James W.  Jawitz, Ph.D., P.E.

James W. Jawitz, Ph.D., P.E.
Associate Professor
Environmental Hydrology Graduate Coordinator
Soil and Water Science Department
University of Florida

Dr. Jawitz earned a PhD in environmental engineering at the University of Florida in 1999. After teaching in the civil engineering departments at Purdue University and the University of Illinois at Chicago, he is now an associate professor in the Soil and Water Science Department at the University of Florida. He directs the Environmental Hydrology Laboratory and studies human impacts on hydrologic systems with emphases on groundwater and wetlands. He has worked on field remediation research projects in Delaware, Florida, Utah, and Ontario, Canada.

Presentation Description
Reactive tracer techniques for predicting DNAPL mass depletion and flux reduction

Aquifer heterogeneity and contaminant architecture are important factors controlling nonaqueous phase liquid dissolution dynamics. Nonreactive and reactive tracers that traverse contaminant source zones enable quantification of aquifer and contaminant heterogeneity such that remediation performance can be predicted with simple source depletion models. Here we present analytical, numerical, and laboratory experimental applications of these techniques. Nonreactive tracers are commonly used to provide information about travel time distributions in hydrologic systems.  Reactive tracers have more recently been introduced as a tool to quantify the amount of NAPL contaminant present within the tracer swept volume. Our group has extended reactive tracer techniques to also characterize NAPL spatial distribution heterogeneity.

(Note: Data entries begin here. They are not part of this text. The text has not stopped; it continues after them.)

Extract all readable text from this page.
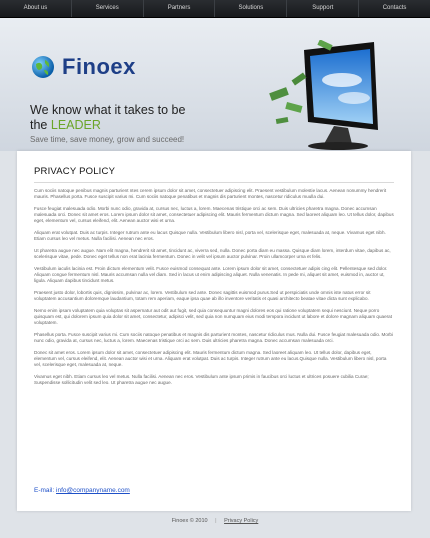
About us	Services	Partners	Solutions	Support	Contacts
Finoex
We know what it takes to be
the LEADER
Save time, save money, grow and succeed!
PRIVACY POLICY

Cum sociis natoque penibus magnis parturient ntes cerem ipsum dolor sit amet, consectetuer adipiscing elit. Praesent vestibulum molestie lacus. Aenean nonummy hendrerit mauris. Phasellus porta. Fusce suscipit varius mi. Cum sociis natoque penatibus et magnis dis parturient montes, nascetur ridiculus muulla dui.

Fusce feugiat malesuada odio. Morbi nunc odio, gravida at, cursus nec, luctus a, lorem. Maecenas tristique orci ac sem. Duis ultricies pharetra magna. Donec accumsan malesuada orci. Donec sit amet eros. Lorem ipsum dolor sit amet, consectetuer adipiscing elit. Mauris fermentum dictum magna. Sed laoreet aliquam leo. Ut tellus dolor, dapibus eget, elementum vel, cursus eleifend, elit. Aenean auctor wisi et urna.

Aliquam erat volutpat. Duis ac turpis. Integer rutrum ante eu lacus Quisque nulla. Vestibulum libero nisl, porta vel, scelerisque eget, malesuada at, neque. Vivamus eget nibh. Etiam cursus leo vel metus. Nulla facilisi. Aenean nec eros.

Ut pharetra augue nec augue. Nam elit magna, hendrerit sit amet, tincidunt ac, viverra sed, nulla. Donec porta diam eu massa. Quisque diam lorem, interdum vitae, dapibus ac, scelerisque vitae, pede. Donec eget tellus non erat lacinia fermentum. Donec in velit vel ipsum auctor pulvinar. Proin ullamcorper urna et felis.

Vestibulum iaculis lacinia est. Proin dictum elementum velit. Fusce euismod consequat ante. Lorem ipsum dolor sit amet, consectetuer adipis cing elit. Pellentesque sed dolor. Aliquam congue fermentum nisl. Mauris accumsan nulla vel diam. Sed in lacus ut enim adipiscing aliquet. Nulla venenatis. In pede mi, aliquet sit amet, euismod in, auctor ut, ligula. Aliquam dapibus tincidunt metus.

Praesent justo dolor, lobortis quis, dignissim, pulvinar ac, lorem. Vestibulum sed ante. Donec sagittis euismod purus.Sed ut perspiciatis unde omnis iste natus error sit voluptatem accusantium doloremque laudantium, totam rem aperiam, eaque ipsa quae ab illo inventore veritatis et quasi architecto beatae vitae dicta sunt explicabo.

Nemo enim ipsam voluptatem quia voluptas sit aspernatur aut odit aut fugit, sed quia consequuntur magni dolores eos qui ratione voluptatem sequi nesciunt. Neque porro quisquam est, qui dolorem ipsum quia dolor sit amet, consectetur, adipisci velit, sed quia non numquam eius modi tempora incidunt ut labore et dolore magnam aliquam quaerat voluptatem.

Phasellus porta. Fusce suscipit varius mi. Cum sociis natoque penatibus et magnis dis parturient montes, nascetur ridiculus mus. Nulla dui. Fusce feugiat malesuada odio. Morbi nunc odio, gravida at, cursus nec, luctus a, lorem. Maecenas tristique orci ac sem. Duis ultricies pharetra magna. Donec accumsan malesuada orci.

Donec sit amet eros. Lorem ipsum dolor sit amet, consectetuer adipiscing elit. Mauris fermentum dictum magna. Sed laoreet aliquam leo. Ut tellus dolor, dapibus eget, elementum vel, cursus eleifend, elit. Aenean auctor wisi et urna. Aliquam erat volutpat. Duis ac turpis. Integer rutrum ante eu lacus.Quisque nulla. Vestibulum libero nisl, porta vel, scelerisque eget, malesuada at, neque.

Vivamus eget nibh. Etiam cursus leo vel metus. Nulla facilisi. Aenean nec eros. Vestibulum ante ipsum primis in faucibus orci luctus et ultrices posuere cubilia Curae; Suspendisse sollicitudin velit sed leo. Ut pharetra augue nec augue.

E-mail: info@companyname.com
Finoex © 2010 | Privacy Policy
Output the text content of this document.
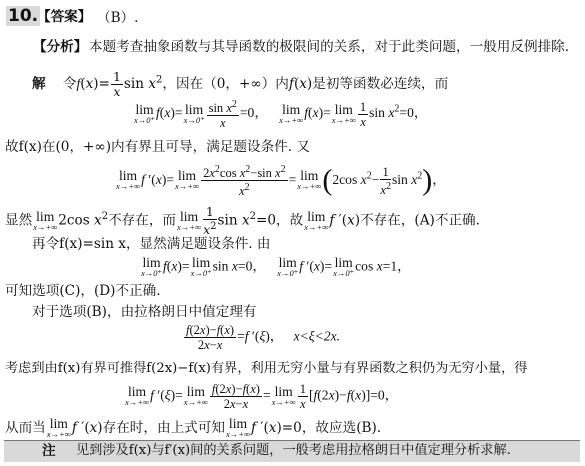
10.
【答案】 （B）.
【分析】 本题考查抽象函数与其导函数的极限间的关系，对于此类问题，一般用反例排除.
解 令$f(x)= \frac{1}{x}$ $\sin x^2$，因在（0，+∞）内f(x)是初等函数必连续，而
lim
x→0⁺ f(x)= lim
$x\to 0^+ \frac{\sin x^2}{x} =0$， lim
x→+∞ f(x)= lim
$x\to+\infty \frac{1}{x}$ $\sin x^2=0$，
故f(x)在(0，+∞)内有界且可导，满足题设条件. 又
lim
x→+∞ f ′(x)= lim
$x\to+\infty \frac{2x^2\cos x^2-\sin x^2}{x^2} = \lim$
x→+∞ (2cos $x^2- \frac{1}{x^2}$ $\sin x^2$)，
显然 lim
x→+∞ 2cos $x^2$不存在，而 lim
$x\to+\infty \frac{1}{x^2}$ $\sin x^2=0$，故 lim
x→+∞ f ′(x)不存在，(A)不正确.
再令f(x)=sin x，显然满足题设条件. 由
lim
x→0⁺ f(x)= lim
x→0⁺ sin x=0， lim
x→0⁺ f ′(x)= lim
x→0⁺ cos x=1，
可知选项(C)，(D)不正确.
对于选项(B)，由拉格朗日中值定理有
$\frac{f(2x)-f(x)}{2x-x} =f$ ′(ξ)，   x<ξ<2x.
考虑到由f(x)有界可推得f(2x)−f(x)有界，利用无穷小量与有界函数之积仍为无穷小量，得
lim
x→+∞ f ′(ξ)= lim
$x\to+\infty \frac{f(2x)-f(x)}{2x-x} = \lim$
$x\to+\infty \frac{1}{x} [f(2x)-f(x)]=0$，
从而当 lim
x→+∞ f ′(x)存在时，由上式可知 lim
x→+∞ f ′(x)=0，故应选(B).
注 见到涉及f(x)与f′(x)间的关系问题，一般考虑用拉格朗日中值定理分析求解.
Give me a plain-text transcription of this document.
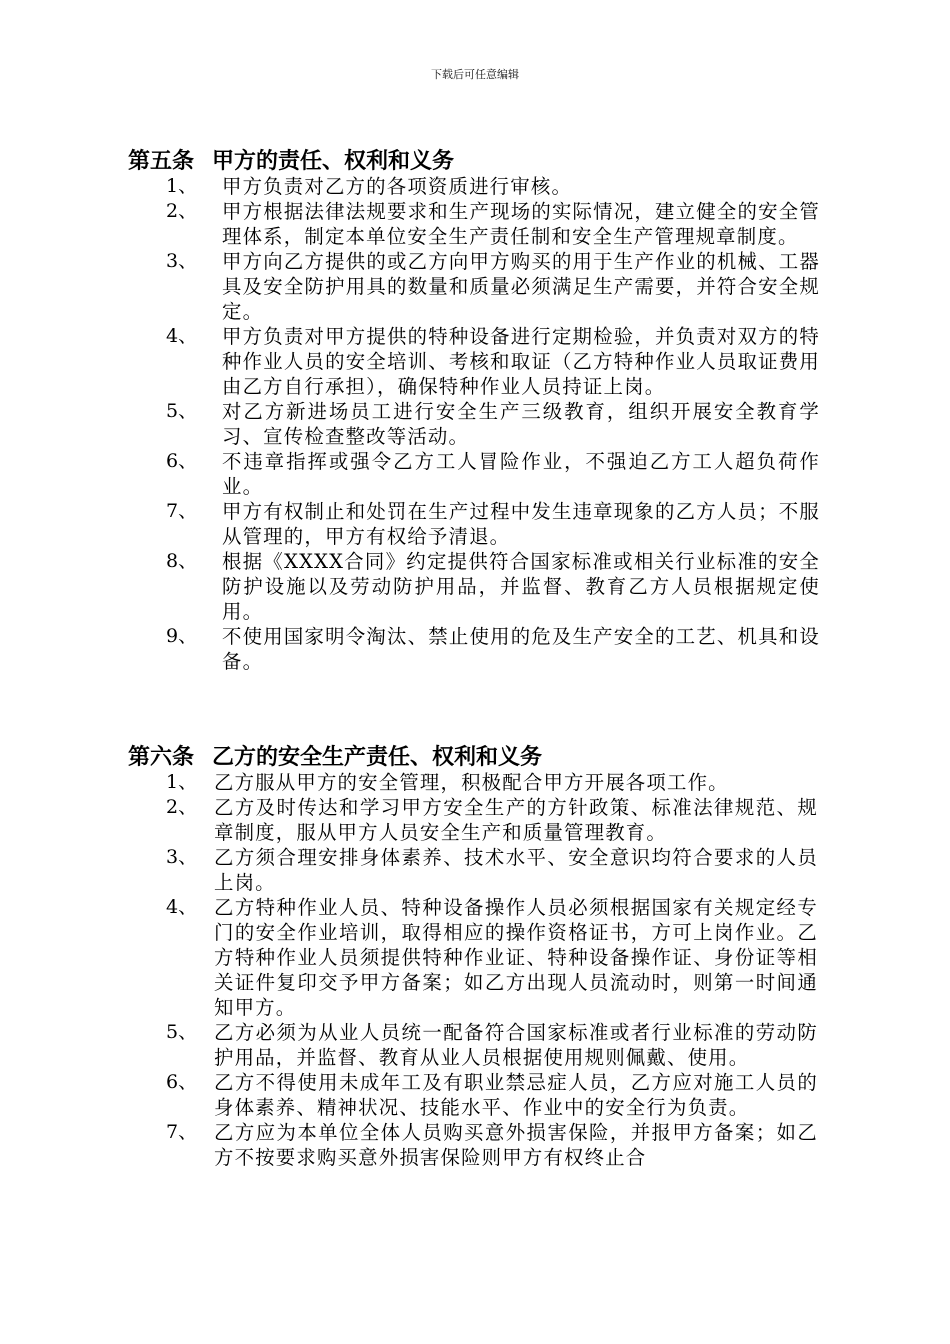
下载后可任意编辑
第五条 甲方的责任、权利和义务
1、 甲方负责对乙方的各项资质进行审核。
2、 甲方根据法律法规要求和生产现场的实际情况，建立健全的安全管理体系，制定本单位安全生产责任制和安全生产管理规章制度。
3、 甲方向乙方提供的或乙方向甲方购买的用于生产作业的机械、工器具及安全防护用具的数量和质量必须满足生产需要，并符合安全规定。
4、 甲方负责对甲方提供的特种设备进行定期检验，并负责对双方的特种作业人员的安全培训、考核和取证（乙方特种作业人员取证费用由乙方自行承担），确保特种作业人员持证上岗。
5、 对乙方新进场员工进行安全生产三级教育，组织开展安全教育学习、宣传检查整改等活动。
6、 不违章指挥或强令乙方工人冒险作业，不强迫乙方工人超负荷作业。
7、 甲方有权制止和处罚在生产过程中发生违章现象的乙方人员；不服从管理的，甲方有权给予清退。
8、 根据《XXXX合同》约定提供符合国家标准或相关行业标准的安全防护设施以及劳动防护用品，并监督、教育乙方人员根据规定使用。
9、 不使用国家明令淘汰、禁止使用的危及生产安全的工艺、机具和设备。
第六条 乙方的安全生产责任、权利和义务
1、 乙方服从甲方的安全管理，积极配合甲方开展各项工作。
2、 乙方及时传达和学习甲方安全生产的方针政策、标准法律规范、规章制度，服从甲方人员安全生产和质量管理教育。
3、 乙方须合理安排身体素养、技术水平、安全意识均符合要求的人员上岗。
4、 乙方特种作业人员、特种设备操作人员必须根据国家有关规定经专门的安全作业培训，取得相应的操作资格证书，方可上岗作业。乙方特种作业人员须提供特种作业证、特种设备操作证、身份证等相关证件复印交予甲方备案；如乙方出现人员流动时，则第一时间通知甲方。
5、 乙方必须为从业人员统一配备符合国家标准或者行业标准的劳动防护用品，并监督、教育从业人员根据使用规则佩戴、使用。
6、 乙方不得使用未成年工及有职业禁忌症人员，乙方应对施工人员的身体素养、精神状况、技能水平、作业中的安全行为负责。
7、 乙方应为本单位全体人员购买意外损害保险，并报甲方备案；如乙方不按要求购买意外损害保险则甲方有权终止合
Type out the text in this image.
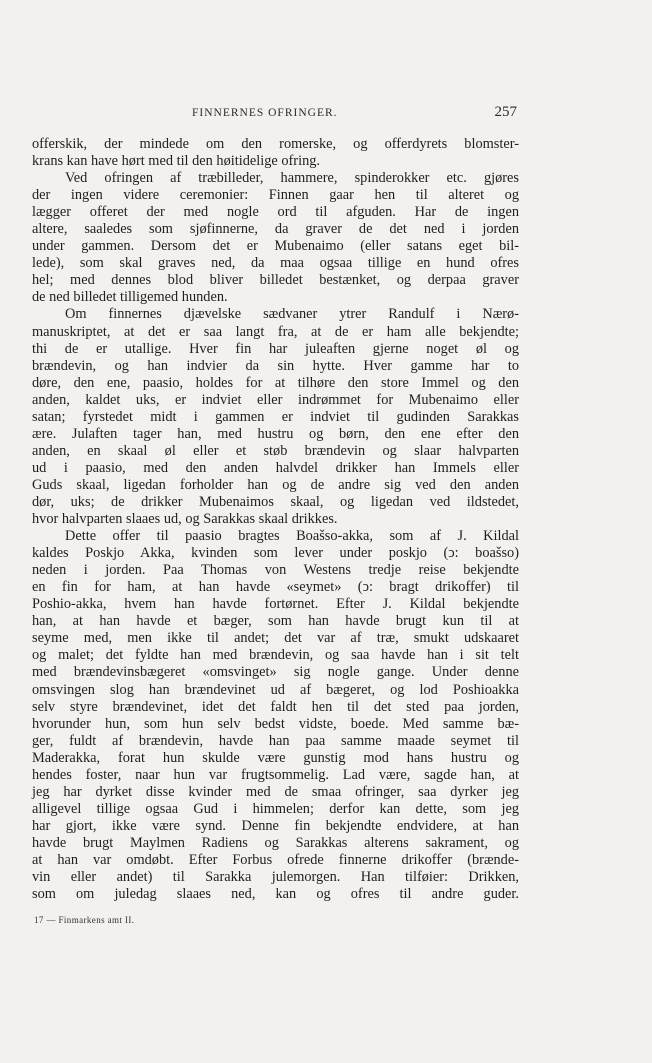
FINNERNES OFRINGER.	257
offerskik, der mindede om den romerske, og offerdyrets blomster-
krans kan have hørt med til den høitidelige ofring.
Ved ofringen af træbilleder, hammere, spinderokker etc. gjøres
der ingen videre ceremonier: Finnen gaar hen til alteret og
lægger offeret der med nogle ord til afguden. Har de ingen
altere, saaledes som sjøfinnerne, da graver de det ned i jorden
under gammen. Dersom det er Mubenaimo (eller satans eget bil-
lede), som skal graves ned, da maa ogsaa tillige en hund ofres
hel; med dennes blod bliver billedet bestænket, og derpaa graver
de ned billedet tilligemed hunden.
Om finnernes djævelske sædvaner ytrer Randulf i Nærø-
manuskriptet, at det er saa langt fra, at de er ham alle bekjendte;
thi de er utallige. Hver fin har juleaften gjerne noget øl og
brændevin, og han indvier da sin hytte. Hver gamme har to
døre, den ene, paasio, holdes for at tilhøre den store Immel og den
anden, kaldet uks, er indviet eller indrømmet for Mubenaimo eller
satan; fyrstedet midt i gammen er indviet til gudinden Sarakkas
ære. Julaften tager han, med hustru og børn, den ene efter den
anden, en skaal øl eller et støb brændevin og slaar halvparten
ud i paasio, med den anden halvdel drikker han Immels eller
Guds skaal, ligedan forholder han og de andre sig ved den anden
dør, uks; de drikker Mubenaimos skaal, og ligedan ved ildstedet,
hvor halvparten slaaes ud, og Sarakkas skaal drikkes.
Dette offer til paasio bragtes Boašso-akka, som af J. Kildal
kaldes Poskjo Akka, kvinden som lever under poskjo (ↄ: boašso)
neden i jorden. Paa Thomas von Westens tredje reise bekjendte
en fin for ham, at han havde «seymet» (ↄ: bragt drikoffer) til
Poshio-akka, hvem han havde fortørnet. Efter J. Kildal bekjendte
han, at han havde et bæger, som han havde brugt kun til at
seyme med, men ikke til andet; det var af træ, smukt udskaaret
og malet; det fyldte han med brændevin, og saa havde han i sit telt
med brændevinsbægeret «omsvinget» sig nogle gange. Under denne
omsvingen slog han brændevinet ud af bægeret, og lod Poshioakka
selv styre brændevinet, idet det faldt hen til det sted paa jorden,
hvorunder hun, som hun selv bedst vidste, boede. Med samme bæ-
ger, fuldt af brændevin, havde han paa samme maade seymet til
Maderakka, forat hun skulde være gunstig mod hans hustru og
hendes foster, naar hun var frugtsommelig. Lad være, sagde han, at
jeg har dyrket disse kvinder med de smaa ofringer, saa dyrker jeg
alligevel tillige ogsaa Gud i himmelen; derfor kan dette, som jeg
har gjort, ikke være synd. Denne fin bekjendte endvidere, at han
havde brugt Maylmen Radiens og Sarakkas alterens sakrament, og
at han var omdøbt. Efter Forbus ofrede finnerne drikoffer (brænde-
vin eller andet) til Sarakka julemorgen. Han tilføier: Drikken,
som om juledag slaaes ned, kan og ofres til andre guder.
17 — Finmarkens amt II.
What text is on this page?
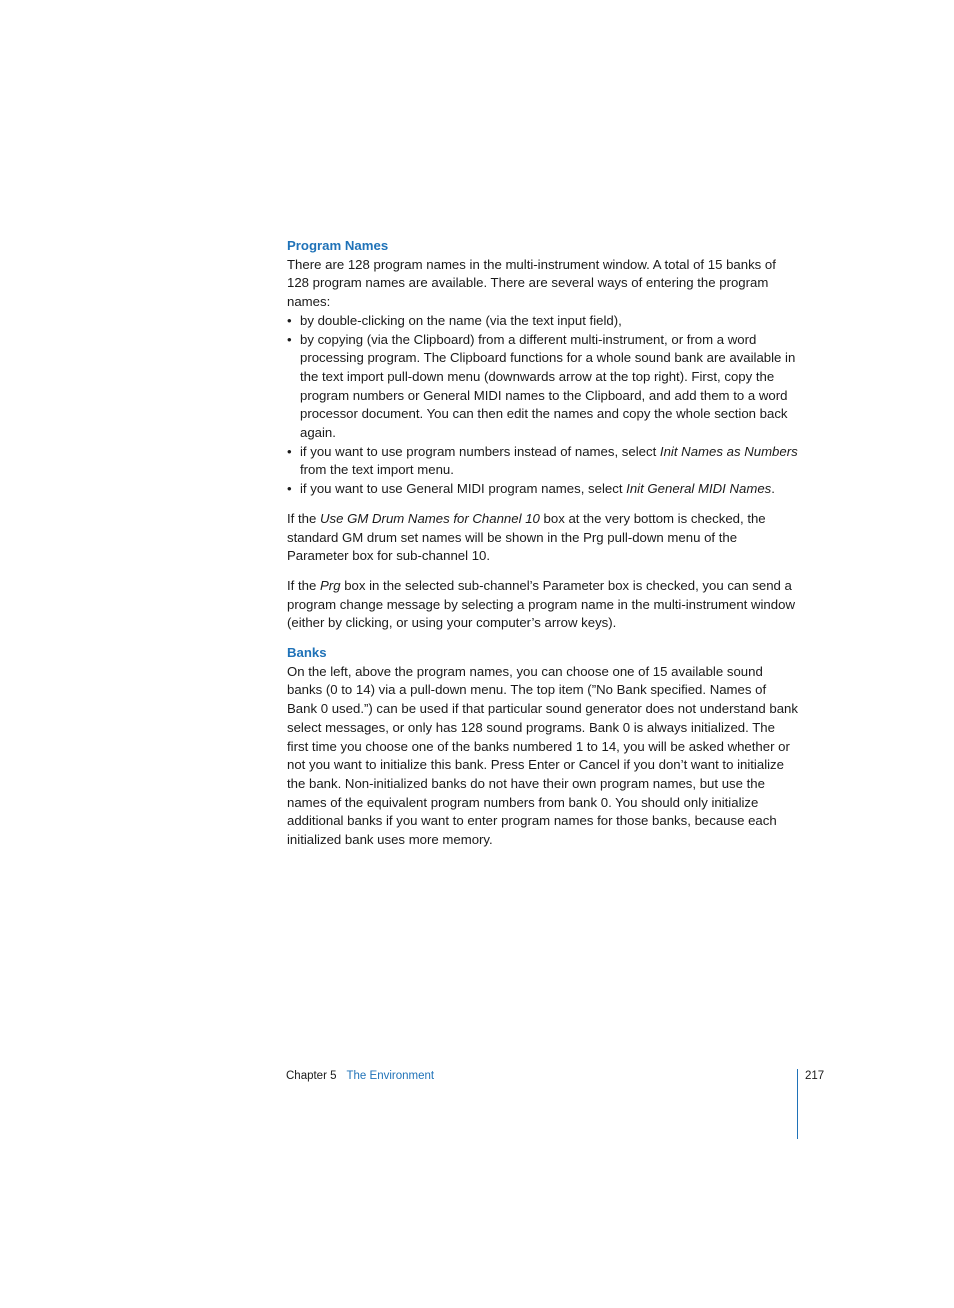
Program Names

There are 128 program names in the multi-instrument window. A total of 15 banks of 128 program names are available. There are several ways of entering the program names:

• by double-clicking on the name (via the text input field),
• by copying (via the Clipboard) from a different multi-instrument, or from a word processing program. The Clipboard functions for a whole sound bank are available in the text import pull-down menu (downwards arrow at the top right). First, copy the program numbers or General MIDI names to the Clipboard, and add them to a word processor document. You can then edit the names and copy the whole section back again.
• if you want to use program numbers instead of names, select Init Names as Numbers from the text import menu.
• if you want to use General MIDI program names, select Init General MIDI Names.

If the Use GM Drum Names for Channel 10 box at the very bottom is checked, the standard GM drum set names will be shown in the Prg pull-down menu of the Parameter box for sub-channel 10.

If the Prg box in the selected sub-channel’s Parameter box is checked, you can send a program change message by selecting a program name in the multi-instrument window (either by clicking, or using your computer’s arrow keys).

Banks

On the left, above the program names, you can choose one of 15 available sound banks (0 to 14) via a pull-down menu. The top item (”No Bank specified. Names of Bank 0 used.”) can be used if that particular sound generator does not understand bank select messages, or only has 128 sound programs. Bank 0 is always initialized. The first time you choose one of the banks numbered 1 to 14, you will be asked whether or not you want to initialize this bank. Press Enter or Cancel if you don’t want to initialize the bank. Non-initialized banks do not have their own program names, but use the names of the equivalent program numbers from bank 0. You should only initialize additional banks if you want to enter program names for those banks, because each initialized bank uses more memory.

Chapter 5 The Environment	217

By conceptualizing the flow field through an aquifer as a collection of streamtubes, the aquifer hydrodynamic heterogeneities may be characterized by a nonreactive tracer travel time distribution, and NAPL spatial distribution heterogeneity may be similarly described using reactive travel time distributions. The combined statistics of these distributions are used to derive a Lagrangian analytical solution for contaminant dissolution. Thus, performance of dissolution-based remedial techniques can be predicted (both in terms of breakthrough curves and mass reduction/flux reduction relationship) using parameters obtained from tracer tests. Illustrative applications are presented from numerical simulations of aqueous dissolution, and laboratory and field-scale experiments of cosolvent- and surfactant-enhanced NAPL remediation.